I've been trying to use Azure Data Lake Analytics to do some analysis over a large group of IIS log files. So far I can get this to work for a single, best-case file using something like this:
@results =
EXTRACT
s_date DateTime,
s_time string,
s_ip string,
cs_method string,
cs_uristem string,
cs_uriquery string,
s_port int,
cs_username string,
c_ip string,
cs_useragent string,
sc_status int,
sc_substatus int,
sc_win32status int,
s_timetaken int
FROM @"/input/u_ex151115.log"
USING Extractors.Text(delimiter:' ', skipFirstNRows: 4);
@statuscount = SELECT COUNT(*) AS TheCount,
sc_status
FROM @results
GROUP BY sc_status;
OUTPUT @statuscount
TO @"/output/statuscount_results.tsv"
USING Outputters.Tsv();
As you can see, in the EXTRACT
statement, I'm skipping over the IIS log file header using the skipFirstNRows
attribute.
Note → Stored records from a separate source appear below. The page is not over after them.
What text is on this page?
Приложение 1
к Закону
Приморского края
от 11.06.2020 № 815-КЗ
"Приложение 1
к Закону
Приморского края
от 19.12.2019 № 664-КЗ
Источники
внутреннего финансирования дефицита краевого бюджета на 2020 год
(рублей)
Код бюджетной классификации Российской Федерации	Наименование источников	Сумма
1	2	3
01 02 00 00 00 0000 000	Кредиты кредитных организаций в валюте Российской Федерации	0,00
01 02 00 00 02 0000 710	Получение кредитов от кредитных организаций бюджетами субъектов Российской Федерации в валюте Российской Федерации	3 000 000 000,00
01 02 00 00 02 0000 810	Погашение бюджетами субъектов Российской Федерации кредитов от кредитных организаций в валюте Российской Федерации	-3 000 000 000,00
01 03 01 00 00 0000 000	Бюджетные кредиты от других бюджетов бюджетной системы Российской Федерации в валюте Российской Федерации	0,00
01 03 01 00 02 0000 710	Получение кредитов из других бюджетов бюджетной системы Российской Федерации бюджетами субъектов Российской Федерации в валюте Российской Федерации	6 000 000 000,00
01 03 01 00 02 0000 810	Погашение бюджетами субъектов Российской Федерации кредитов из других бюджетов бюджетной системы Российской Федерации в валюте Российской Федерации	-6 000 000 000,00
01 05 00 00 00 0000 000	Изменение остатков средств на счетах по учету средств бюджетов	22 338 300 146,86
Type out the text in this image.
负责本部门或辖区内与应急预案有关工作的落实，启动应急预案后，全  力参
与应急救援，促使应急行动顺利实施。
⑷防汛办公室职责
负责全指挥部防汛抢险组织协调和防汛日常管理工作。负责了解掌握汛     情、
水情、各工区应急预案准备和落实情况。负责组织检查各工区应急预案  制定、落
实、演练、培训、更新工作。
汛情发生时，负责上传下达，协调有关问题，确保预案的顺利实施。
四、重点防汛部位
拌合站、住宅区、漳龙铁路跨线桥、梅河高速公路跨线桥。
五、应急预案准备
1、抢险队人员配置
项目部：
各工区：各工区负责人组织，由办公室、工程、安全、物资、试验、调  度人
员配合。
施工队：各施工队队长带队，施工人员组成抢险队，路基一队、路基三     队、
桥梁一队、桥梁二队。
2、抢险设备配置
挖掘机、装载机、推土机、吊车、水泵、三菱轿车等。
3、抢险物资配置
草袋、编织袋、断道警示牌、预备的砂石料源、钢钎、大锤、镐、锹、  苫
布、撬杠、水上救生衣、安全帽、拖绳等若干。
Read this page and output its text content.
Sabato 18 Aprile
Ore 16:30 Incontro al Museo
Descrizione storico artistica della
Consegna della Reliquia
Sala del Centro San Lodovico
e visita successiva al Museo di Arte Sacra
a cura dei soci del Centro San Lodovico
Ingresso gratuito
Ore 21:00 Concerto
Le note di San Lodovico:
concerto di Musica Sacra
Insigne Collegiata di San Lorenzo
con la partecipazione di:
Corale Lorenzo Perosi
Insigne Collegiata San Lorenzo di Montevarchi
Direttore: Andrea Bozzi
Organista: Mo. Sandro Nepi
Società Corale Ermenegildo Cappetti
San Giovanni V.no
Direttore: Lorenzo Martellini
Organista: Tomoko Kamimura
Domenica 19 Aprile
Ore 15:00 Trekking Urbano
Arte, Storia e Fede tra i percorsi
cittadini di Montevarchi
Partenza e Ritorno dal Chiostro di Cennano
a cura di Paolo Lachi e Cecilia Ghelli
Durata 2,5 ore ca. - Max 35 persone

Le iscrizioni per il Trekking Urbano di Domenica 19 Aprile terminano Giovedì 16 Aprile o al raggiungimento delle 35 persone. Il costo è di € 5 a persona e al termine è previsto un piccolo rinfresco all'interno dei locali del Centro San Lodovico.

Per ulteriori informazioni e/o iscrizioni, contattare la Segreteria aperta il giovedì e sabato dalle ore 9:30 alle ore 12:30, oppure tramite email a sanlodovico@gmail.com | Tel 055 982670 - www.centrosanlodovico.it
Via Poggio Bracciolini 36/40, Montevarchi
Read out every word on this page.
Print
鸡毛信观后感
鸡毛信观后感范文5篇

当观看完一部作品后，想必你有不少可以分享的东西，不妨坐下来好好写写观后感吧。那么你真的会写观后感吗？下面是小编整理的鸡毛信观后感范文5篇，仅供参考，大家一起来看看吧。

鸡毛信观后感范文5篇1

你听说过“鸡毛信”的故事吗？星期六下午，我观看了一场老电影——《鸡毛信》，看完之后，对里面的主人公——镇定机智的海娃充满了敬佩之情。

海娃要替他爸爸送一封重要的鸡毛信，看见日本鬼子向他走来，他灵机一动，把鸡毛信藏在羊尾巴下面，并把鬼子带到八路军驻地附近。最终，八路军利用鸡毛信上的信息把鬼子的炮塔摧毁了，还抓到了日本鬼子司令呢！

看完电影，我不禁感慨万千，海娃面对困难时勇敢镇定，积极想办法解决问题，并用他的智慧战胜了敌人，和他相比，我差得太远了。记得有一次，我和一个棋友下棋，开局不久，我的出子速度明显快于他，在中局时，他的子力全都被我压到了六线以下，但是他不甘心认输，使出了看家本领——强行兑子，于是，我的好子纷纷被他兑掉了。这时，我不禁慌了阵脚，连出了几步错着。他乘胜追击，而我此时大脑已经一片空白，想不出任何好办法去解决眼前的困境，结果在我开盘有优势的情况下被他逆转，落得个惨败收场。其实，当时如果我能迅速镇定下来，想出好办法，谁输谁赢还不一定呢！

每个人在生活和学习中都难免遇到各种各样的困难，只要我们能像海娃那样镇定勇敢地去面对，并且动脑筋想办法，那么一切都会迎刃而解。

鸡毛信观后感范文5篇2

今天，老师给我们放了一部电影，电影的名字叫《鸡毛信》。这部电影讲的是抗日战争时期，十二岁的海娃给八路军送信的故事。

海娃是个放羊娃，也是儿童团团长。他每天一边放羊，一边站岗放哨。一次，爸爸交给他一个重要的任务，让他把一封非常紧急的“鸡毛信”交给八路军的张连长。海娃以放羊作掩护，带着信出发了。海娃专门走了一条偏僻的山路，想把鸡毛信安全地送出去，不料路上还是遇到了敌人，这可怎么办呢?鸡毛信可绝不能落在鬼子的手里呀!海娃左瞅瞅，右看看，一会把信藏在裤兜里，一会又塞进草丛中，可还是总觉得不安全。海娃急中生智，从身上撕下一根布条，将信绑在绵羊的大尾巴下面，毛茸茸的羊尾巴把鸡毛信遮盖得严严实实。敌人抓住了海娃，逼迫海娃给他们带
The problem I'm running into is that many of the log files I have as input contain headers in the middle of the file, presumably because the IIS app pool restarted at some point during the day. When I try to include these files in my query, I get the following error:
Unexpected number of columns in input record at line 14. Expected 14 columns, processed 6 columns out of 6.
The error references a location somewhere in the file where it's encountered the header text.
My question is, using the Text extractor, is there a way to direct it to skip processing a line based on the starting character of the line or something similar? Or, will I need to write a custom extractor to accomplish this?